There is no modern analog for the display Republicans are engaging in—no parallel to which the right can point and claim their actions are justified by the standards of decency Democrats violated long ago. This is new. And though it may soon become more dangerous than it is today, the flailing tantrum in which the president's final phalanx is engaged isn't frightening as much as it is pathetic.
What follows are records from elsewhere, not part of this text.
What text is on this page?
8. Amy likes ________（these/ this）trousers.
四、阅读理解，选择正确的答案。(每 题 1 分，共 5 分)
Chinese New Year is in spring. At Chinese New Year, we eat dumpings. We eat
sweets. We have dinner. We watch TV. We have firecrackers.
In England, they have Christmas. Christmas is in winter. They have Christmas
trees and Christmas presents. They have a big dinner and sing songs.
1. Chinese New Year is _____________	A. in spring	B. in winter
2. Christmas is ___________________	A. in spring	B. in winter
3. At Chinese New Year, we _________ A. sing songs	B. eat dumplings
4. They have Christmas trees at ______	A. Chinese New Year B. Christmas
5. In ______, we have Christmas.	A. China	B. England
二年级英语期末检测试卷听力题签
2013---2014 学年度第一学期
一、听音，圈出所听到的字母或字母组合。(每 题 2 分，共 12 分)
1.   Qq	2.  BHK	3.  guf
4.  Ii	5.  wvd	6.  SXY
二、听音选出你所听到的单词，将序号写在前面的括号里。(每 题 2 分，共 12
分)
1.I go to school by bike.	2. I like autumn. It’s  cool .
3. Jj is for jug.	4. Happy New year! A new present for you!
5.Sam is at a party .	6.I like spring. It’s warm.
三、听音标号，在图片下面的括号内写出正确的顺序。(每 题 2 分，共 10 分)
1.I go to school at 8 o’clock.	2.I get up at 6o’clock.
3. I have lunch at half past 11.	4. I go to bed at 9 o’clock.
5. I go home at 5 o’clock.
And from Kevin Williamson:
And what we are seeing now, in the twilight of Trump's kookery, is the merger of QAnon, the Republican Party, and the large part of the conservative movement that earns its bread by peddling miracle veggie pills to gullible elderly people on the radio…. Rather than ask whether conspiracy kookery is relevant to Republican politics at this moment, it would be better to ask if there is anything else to Republican politics at this moment. And maybe there is, but not much.
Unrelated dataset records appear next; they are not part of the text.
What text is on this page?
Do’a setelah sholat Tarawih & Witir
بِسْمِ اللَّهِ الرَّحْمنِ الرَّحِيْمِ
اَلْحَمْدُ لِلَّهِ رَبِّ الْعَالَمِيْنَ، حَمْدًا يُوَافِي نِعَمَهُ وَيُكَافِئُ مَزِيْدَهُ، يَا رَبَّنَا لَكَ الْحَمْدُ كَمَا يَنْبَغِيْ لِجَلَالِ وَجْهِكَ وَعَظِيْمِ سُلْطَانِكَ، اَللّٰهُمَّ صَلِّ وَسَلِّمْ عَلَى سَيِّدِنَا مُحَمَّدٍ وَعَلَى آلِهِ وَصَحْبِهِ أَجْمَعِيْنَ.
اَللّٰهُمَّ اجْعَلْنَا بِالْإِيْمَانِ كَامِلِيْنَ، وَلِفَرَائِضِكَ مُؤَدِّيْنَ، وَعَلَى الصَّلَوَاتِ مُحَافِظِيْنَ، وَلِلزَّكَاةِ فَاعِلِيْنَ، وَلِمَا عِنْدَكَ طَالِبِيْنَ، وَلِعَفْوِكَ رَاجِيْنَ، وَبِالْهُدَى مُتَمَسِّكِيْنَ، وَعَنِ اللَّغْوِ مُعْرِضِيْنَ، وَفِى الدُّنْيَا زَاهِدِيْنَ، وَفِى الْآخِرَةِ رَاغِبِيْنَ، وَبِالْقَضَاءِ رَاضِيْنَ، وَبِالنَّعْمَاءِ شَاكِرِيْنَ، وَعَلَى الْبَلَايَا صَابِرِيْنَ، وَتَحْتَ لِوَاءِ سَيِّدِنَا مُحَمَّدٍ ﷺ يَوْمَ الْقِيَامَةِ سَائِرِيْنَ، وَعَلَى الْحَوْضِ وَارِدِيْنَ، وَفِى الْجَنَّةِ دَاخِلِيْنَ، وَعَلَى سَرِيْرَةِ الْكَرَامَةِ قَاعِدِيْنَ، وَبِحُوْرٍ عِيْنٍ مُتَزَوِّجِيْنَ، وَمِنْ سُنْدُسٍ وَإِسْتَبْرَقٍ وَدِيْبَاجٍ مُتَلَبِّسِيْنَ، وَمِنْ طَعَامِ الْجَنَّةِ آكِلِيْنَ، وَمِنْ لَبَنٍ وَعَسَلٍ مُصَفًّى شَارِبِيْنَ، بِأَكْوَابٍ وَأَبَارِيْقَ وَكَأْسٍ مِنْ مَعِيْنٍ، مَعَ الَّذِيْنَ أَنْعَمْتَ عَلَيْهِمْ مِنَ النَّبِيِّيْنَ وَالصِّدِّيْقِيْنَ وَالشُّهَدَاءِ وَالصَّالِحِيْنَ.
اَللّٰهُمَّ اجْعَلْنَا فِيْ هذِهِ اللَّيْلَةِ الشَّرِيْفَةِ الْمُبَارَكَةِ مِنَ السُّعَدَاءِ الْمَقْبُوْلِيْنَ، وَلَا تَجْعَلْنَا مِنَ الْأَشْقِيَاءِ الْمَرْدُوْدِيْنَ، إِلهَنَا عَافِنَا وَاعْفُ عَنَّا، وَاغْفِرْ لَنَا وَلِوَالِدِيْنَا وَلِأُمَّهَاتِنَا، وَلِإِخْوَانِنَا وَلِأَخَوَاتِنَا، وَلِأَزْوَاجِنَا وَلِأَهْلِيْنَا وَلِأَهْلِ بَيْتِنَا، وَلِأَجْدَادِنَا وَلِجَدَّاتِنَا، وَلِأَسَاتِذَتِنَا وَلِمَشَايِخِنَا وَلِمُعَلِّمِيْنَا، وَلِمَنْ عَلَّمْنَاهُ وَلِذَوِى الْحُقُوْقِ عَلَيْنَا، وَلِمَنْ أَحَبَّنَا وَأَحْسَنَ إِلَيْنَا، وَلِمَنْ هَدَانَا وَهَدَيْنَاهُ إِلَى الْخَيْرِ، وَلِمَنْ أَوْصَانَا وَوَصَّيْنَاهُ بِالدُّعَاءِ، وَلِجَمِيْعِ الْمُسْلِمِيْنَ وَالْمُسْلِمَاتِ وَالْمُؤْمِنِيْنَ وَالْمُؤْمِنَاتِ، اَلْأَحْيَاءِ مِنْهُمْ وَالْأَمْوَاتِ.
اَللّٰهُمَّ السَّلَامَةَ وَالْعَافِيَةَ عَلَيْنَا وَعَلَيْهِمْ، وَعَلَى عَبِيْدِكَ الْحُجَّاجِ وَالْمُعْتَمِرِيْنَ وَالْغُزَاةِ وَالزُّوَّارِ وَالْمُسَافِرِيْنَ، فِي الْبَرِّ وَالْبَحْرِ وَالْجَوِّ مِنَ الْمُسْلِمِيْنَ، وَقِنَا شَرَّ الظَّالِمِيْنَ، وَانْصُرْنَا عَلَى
I'm a Georgia voter who -- as a believer in the benefits of divided government -- could have been persuaded to vote for the two Republican candidates for Senate in their runoff elections. I came of age politically in the era of Reagan and fusionism, my resume screams Fed Soc, and I've always felt most at home in the Republican party. As a Biden voter who's been feeling happier about that choice every day since the election, I'm already looking forward to all the anti-Biden-Administration blog posts I'll write next year. I must be the most un-Democratic of the Democrats these days. I'd love to be able to vote for Republicans again, maybe for the first time since 2014, if the party ever rejects Trump and Trumpism. (I say "maybe" because I can't remember whether I voted for a Republican down-ballot in 2016.) But that's not going to be this year.